Em sua opinião, a formação de actores em Portugal deve ser revista, de modo a que, aqueles que se formam tenham a melhor qualidade possível, evitando formar em grande número, pois tal levará jovens para o desemprego. “Temos actores suficientes e já começam a sobrar. Importa regulamentar, pois trata-se de uma profissão onde devem existir carteiras profissionais, para que existam critérios de triagem, de modo a que, quem é profissional pode trabalhar e quem não o é, não o pode fazer”.
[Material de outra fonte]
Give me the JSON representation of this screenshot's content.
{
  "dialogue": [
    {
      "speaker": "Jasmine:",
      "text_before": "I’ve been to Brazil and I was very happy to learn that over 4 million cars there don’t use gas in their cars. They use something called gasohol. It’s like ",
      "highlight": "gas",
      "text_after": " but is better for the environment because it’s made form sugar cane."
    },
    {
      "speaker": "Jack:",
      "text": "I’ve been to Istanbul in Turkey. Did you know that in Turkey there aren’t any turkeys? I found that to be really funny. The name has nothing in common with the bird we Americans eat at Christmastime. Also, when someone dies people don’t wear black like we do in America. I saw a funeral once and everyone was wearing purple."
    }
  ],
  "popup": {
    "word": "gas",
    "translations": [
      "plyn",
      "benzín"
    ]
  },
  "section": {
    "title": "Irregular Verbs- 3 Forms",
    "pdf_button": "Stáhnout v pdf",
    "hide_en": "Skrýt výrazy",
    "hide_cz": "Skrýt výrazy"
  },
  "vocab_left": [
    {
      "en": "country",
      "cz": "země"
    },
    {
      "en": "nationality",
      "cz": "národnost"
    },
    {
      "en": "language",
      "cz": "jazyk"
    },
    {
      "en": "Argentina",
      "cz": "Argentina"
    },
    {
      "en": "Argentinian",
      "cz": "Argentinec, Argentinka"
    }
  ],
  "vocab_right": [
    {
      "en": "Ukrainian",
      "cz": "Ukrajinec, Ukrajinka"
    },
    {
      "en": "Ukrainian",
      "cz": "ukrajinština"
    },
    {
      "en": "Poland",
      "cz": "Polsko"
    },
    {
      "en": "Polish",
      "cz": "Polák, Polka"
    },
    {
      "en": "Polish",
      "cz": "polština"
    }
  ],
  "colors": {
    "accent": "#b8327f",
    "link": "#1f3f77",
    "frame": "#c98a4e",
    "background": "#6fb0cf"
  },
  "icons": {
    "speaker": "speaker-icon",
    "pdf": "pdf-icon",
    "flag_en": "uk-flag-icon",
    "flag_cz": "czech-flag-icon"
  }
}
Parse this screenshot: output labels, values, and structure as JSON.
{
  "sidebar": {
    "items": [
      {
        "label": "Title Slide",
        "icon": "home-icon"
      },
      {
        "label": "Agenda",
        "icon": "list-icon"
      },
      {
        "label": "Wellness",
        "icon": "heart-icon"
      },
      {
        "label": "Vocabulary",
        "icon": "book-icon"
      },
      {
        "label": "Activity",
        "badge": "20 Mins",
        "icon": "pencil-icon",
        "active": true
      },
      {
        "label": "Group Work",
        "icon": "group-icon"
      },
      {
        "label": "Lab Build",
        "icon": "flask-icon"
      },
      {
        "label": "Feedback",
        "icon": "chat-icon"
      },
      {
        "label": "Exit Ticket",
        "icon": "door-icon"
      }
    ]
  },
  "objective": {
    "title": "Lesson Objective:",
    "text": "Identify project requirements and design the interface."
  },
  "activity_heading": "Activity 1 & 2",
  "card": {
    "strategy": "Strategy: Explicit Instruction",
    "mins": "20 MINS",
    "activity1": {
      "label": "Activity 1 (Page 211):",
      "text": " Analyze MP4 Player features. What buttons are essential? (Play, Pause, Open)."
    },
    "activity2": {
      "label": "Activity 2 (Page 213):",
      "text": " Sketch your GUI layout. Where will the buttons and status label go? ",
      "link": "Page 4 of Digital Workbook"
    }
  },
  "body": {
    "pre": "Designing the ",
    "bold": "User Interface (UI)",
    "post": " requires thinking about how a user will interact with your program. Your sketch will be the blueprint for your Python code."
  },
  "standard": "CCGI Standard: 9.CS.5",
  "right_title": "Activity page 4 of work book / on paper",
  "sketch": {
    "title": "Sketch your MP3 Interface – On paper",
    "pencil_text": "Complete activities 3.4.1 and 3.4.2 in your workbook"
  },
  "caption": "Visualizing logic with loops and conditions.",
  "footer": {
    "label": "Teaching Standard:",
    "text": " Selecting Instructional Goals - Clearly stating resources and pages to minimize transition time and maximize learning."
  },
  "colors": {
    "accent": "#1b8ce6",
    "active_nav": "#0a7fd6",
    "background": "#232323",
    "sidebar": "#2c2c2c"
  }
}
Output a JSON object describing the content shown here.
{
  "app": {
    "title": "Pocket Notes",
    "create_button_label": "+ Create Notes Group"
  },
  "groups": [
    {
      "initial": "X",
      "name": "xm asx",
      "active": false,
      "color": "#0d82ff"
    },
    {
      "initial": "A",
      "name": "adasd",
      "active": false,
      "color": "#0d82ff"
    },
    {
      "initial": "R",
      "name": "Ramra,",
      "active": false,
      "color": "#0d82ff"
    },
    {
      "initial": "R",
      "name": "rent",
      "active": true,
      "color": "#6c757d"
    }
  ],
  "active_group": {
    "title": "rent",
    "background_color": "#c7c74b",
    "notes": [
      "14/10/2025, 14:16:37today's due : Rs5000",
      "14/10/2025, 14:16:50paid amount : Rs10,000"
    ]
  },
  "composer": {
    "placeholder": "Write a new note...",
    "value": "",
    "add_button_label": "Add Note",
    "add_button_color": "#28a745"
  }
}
Nicolau Breyner afirma que a profissão deve estar sujeita a regras claras para evitar conflitos ou enganos. “Isto só vai lá quando as pessoas forem presas por serem falsos actores, tal como acontece com os falsos médicos. É tão fácil quanto isto. Temos que começar a separar as coisas”.
Apesar de tudo, considera que em Portugal “há algumas escolas que podem dar um bom nível de formação”. Prefere é não citar nomes. Só adianta que o País “não tem dimensão para ter uma escola de formação de actores em cada Distrito” e que “se, a nível nacional, existissem quatro ou cinco boas escolas de formação de actores, seria muito bom, pois não precisamos de mais”.
Além das escolas, há ainda outras possibilidades. O actor está mesmo envolvido num projecto de um canal de televisão, o qual visa avançar com um curso de artes performativas, pela televisão. Para já não adianta quando avançará, mas refere que “será feito com a Universidade Independente”.